2018 may be the summer I spend indoors.

*   *   *

Friday, 27 July 2018

Summer Still Keeps Slipping Away

Summer Still Keeps Slipping Away
After waiting for One-Twelfth of a year I'm
Still A Prisoner of my Broken Powerchair

In my previous post I wrote about the power issues which suddenly developed in my Quantum 6000 power wheelchair.

Today marks a month to the day since the power issue was supposedly diagnosed and solution (replacement parts) recommended.  The technician arrived and replaced the suspect parts yet the problem remains.

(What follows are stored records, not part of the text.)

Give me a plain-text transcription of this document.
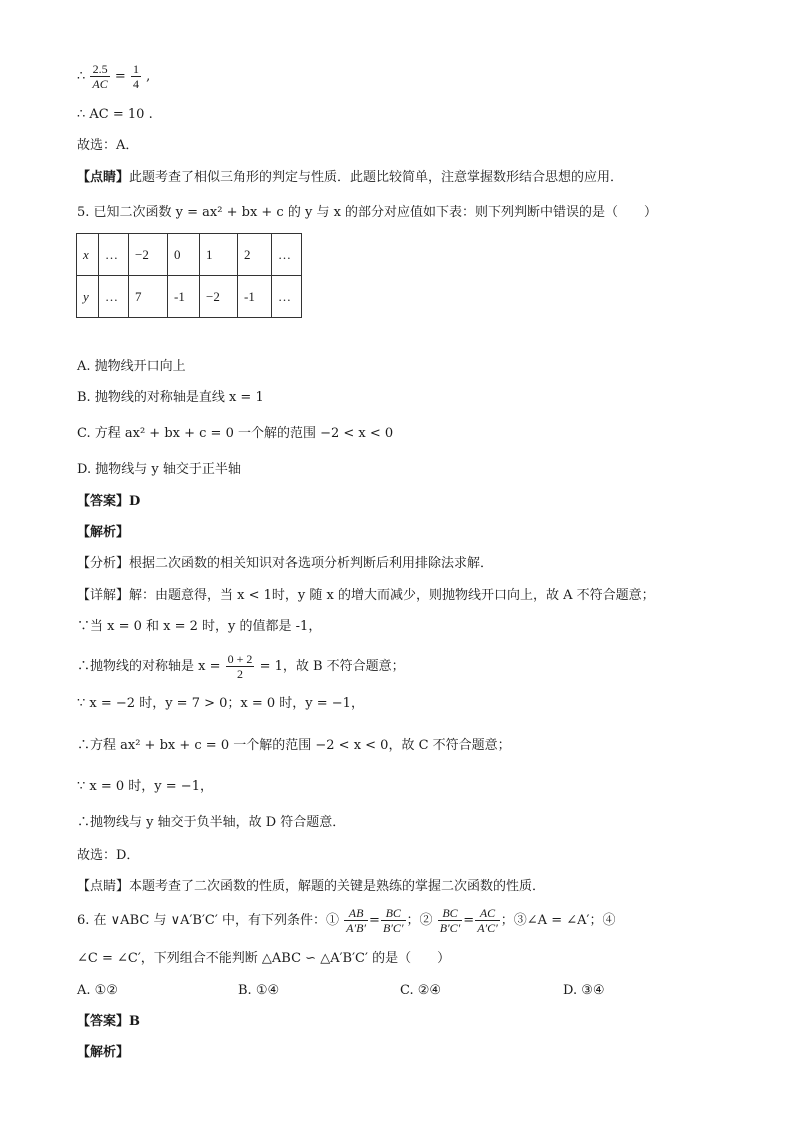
∴ $\frac{2.5}{AC} = \frac{1}{4}$ ,
∴ AC = 10 .
故选：A．
【点睛】此题考查了相似三角形的判定与性质．此题比较简单，注意掌握数形结合思想的应用．
5. 已知二次函数 y = ax² + bx + c 的 y 与 x 的部分对应值如下表：则下列判断中错误的是（　　）
x	…	−2	0	1	2	…
y	…	7	-1	−2	-1	…
A. 抛物线开口向上
B. 抛物线的对称轴是直线 x = 1
C. 方程 ax² + bx + c = 0 一个解的范围 −2 < x < 0
D. 抛物线与 y 轴交于正半轴
【答案】D
【解析】
【分析】根据二次函数的相关知识对各选项分析判断后利用排除法求解．
【详解】解：由题意得，当 x < 1时，y 随 x 的增大而减少，则抛物线开口向上，故 A 不符合题意；
∵当 x = 0 和 x = 2 时，y 的值都是 -1，
∴抛物线的对称轴是 $x = \frac{0 + 2}{2} = 1$，故 B 不符合题意；
∵ x = −2 时，y = 7 > 0；x = 0 时，y = −1，
∴方程 ax² + bx + c = 0 一个解的范围 −2 < x < 0，故 C 不符合题意；
∵ x = 0 时，y = −1，
∴抛物线与 y 轴交于负半轴，故 D 符合题意．
故选：D．
【点睛】本题考查了二次函数的性质，解题的关键是熟练的掌握二次函数的性质．
6. 在 ∨ABC 与 ∨A′B′C′ 中，有下列条件：① $\frac{AB}{A'B'} = \frac{BC}{B'C'}$ ；② $\frac{BC}{B'C'} = \frac{AC}{A'C'}$ ；③∠A = ∠A′；④
∠C = ∠C′，下列组合不能判断 △ABC ∽ △A′B′C′ 的是（　　）
A. ①②	B. ①④	C. ②④	D. ③④
【答案】B
【解析】
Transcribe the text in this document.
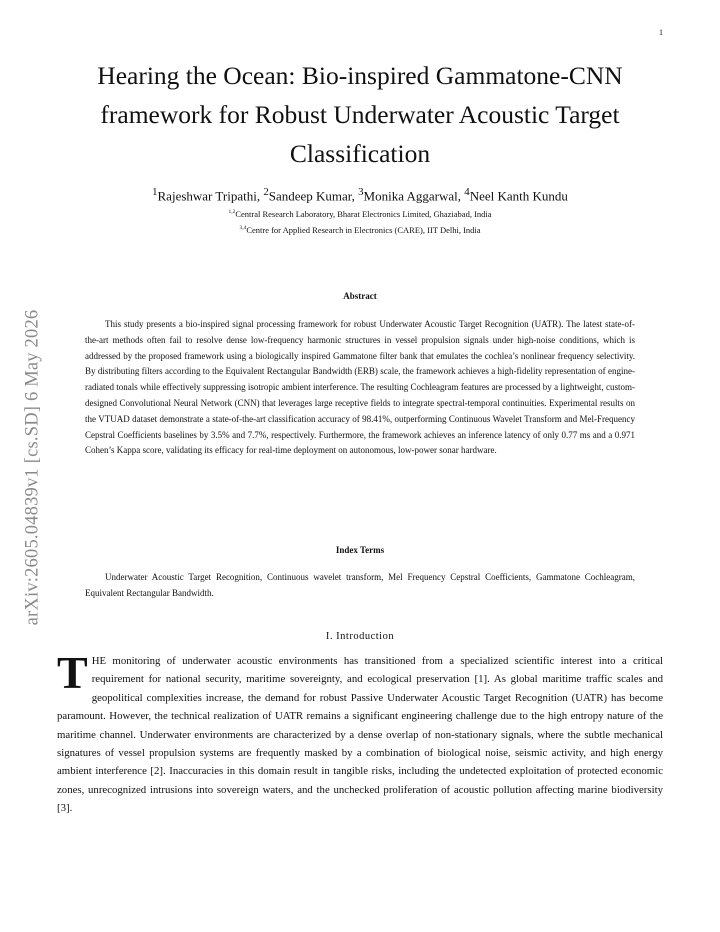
1
arXiv:2605.04839v1 [cs.SD] 6 May 2026
Hearing the Ocean: Bio-inspired Gammatone-CNN
framework for Robust Underwater Acoustic Target
Classification
$^1$Rajeshwar Tripathi, $^2$Sandeep Kumar, $^3$Monika Aggarwal, $^4$Neel Kanth Kundu
$^{1,2}$Central Research Laboratory, Bharat Electronics Limited, Ghaziabad, India
$^{3,4}$Centre for Applied Research in Electronics (CARE), IIT Delhi, India
Abstract
This study presents a bio-inspired signal processing framework for robust Underwater Acoustic Target Recognition (UATR). The latest state-of-the-art methods often fail to resolve dense low-frequency harmonic structures in vessel propulsion signals under high-noise conditions, which is addressed by the proposed framework using a biologically inspired Gammatone filter bank that emulates the cochlea’s nonlinear frequency selectivity. By distributing filters according to the Equivalent Rectangular Bandwidth (ERB) scale, the framework achieves a high-fidelity representation of engine-radiated tonals while effectively suppressing isotropic ambient interference. The resulting Cochleagram features are processed by a lightweight, custom-designed Convolutional Neural Network (CNN) that leverages large receptive fields to integrate spectral-temporal continuities. Experimental results on the VTUAD dataset demonstrate a state-of-the-art classification accuracy of 98.41%, outperforming Continuous Wavelet Transform and Mel-Frequency Cepstral Coefficients baselines by 3.5% and 7.7%, respectively. Furthermore, the framework achieves an inference latency of only 0.77 ms and a 0.971 Cohen’s Kappa score, validating its efficacy for real-time deployment on autonomous, low-power sonar hardware.
Index Terms
Underwater Acoustic Target Recognition, Continuous wavelet transform, Mel Frequency Cepstral Coefficients, Gammatone Cochleagram, Equivalent Rectangular Bandwidth.
I. Introduction
THE monitoring of underwater acoustic environments has transitioned from a specialized scientific interest into a critical requirement for national security, maritime sovereignty, and ecological preservation [1]. As global maritime traffic scales and geopolitical complexities increase, the demand for robust Passive Underwater Acoustic Target Recognition (UATR) has become paramount. However, the technical realization of UATR remains a significant engineering challenge due to the high entropy nature of the maritime channel. Underwater environments are characterized by a dense overlap of non-stationary signals, where the subtle mechanical signatures of vessel propulsion systems are frequently masked by a combination of biological noise, seismic activity, and high energy ambient interference [2]. Inaccuracies in this domain result in tangible risks, including the undetected exploitation of protected economic zones, unrecognized intrusions into sovereign waters, and the unchecked proliferation of acoustic pollution affecting marine biodiversity [3].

 Will I also be a prisoner of Autumn?
I was a prisoner of summer from June 27th through to today, July 27th.
After waiting one-twelfth of a year (one month) for repairs --- and after a $921.00 replacement joystick (plus labour), the original problem remains.

To quickly review:  My Quantum suddenly developed power issues most noticeable when climbing the ramp to my home.  Where before it barely slowed when on the incline, suddenly it struggled and I had to compensate by pushing the joystick to the left.

The tech(s) (it took two) who diagnosed the problem inspected and measured the motors and said they were within factory specifications.  I was told the problem was the joystick which may not have been telling the motors to apply full power when pushed forward to the max.  I may have had to push the joystick to the left because the joystick's gimbal was no longer centered --- or such explanation.

I had once crunched the cord connector linking the joystick to the electronic control module at the rear of the powerchair.  Still, I had taped it up securely and it never failed to provide an electrical connection.

I had my doubts as to the joystick causing the power issue as the Quantum had plenty of speed and power when not on an incline.

 New $921.00 Cnd. (plus labour) joystick did not solve the power issue as the technician's diagnosis suggested.  A month later, back to Square One!

As the Quantum powerchair was being returned for my assessment, the technician noticed some damage to a motor brush housing which had not been noted by either technician, a month ago when one of the fellows tested the motors.  How this damage could have occurred is puzzling as the motor brushes are virtually flush with the motor itself and protected by the tire on one side and the lever which engages the motor on the other side.

 After completing repairs which did not solve my power issue, the technician noticed that one of the motor brush housings was damaged --- not noticed a month ago when they examined and measured the motors,  The red arrow at the bottom shows the damaged brush housing or plug which holds one of the brushes against the motor thereby providing power.  At the upper right of the photo is an enlarged view of the damage (arrow -half broken away).  The remaining arrow, pointing left, shows what an undamaged brush housing looks like.  The logical and sane solution would be to unscrew and replace all (4?) brushes per motor with new ones.  The repair would cost a few dollars (before mark-up by the greedy health care and manufacturing system!

So, the only recourse I was offered was to purchase a new motor to replace the damaged brush housing (for lack of a better description).  I was told the brush could not be replaced as they don't make replacements.  (how about an old discarded motor?)  To replace the brush --- you replace the whole motor.

Can you imagine having to replace your car's motor because you need new spark-plugs???  Urgh%#@*!

Not only that, but if one motor is worn --- or is failing, the other probably is reaching the end of its useful life.

This chair is my legs!  I have no choice but to order two new motors (about $!K each) after paying $921.00 for a joystick which I may or may not have needed.  Will it take yet another month (up to September) to get the motors?

So I remain a prisoner of my legs; of a malfunctioning wheelchair; of technicians who could not properly diagnose the problem; of the wheelchair repair franchise that cannot stock common parts nor order them in a timely manner; of the greedy manufacturers of medical devices; and remain a prisoner of my home while the summer of 2017 slips away outdoors.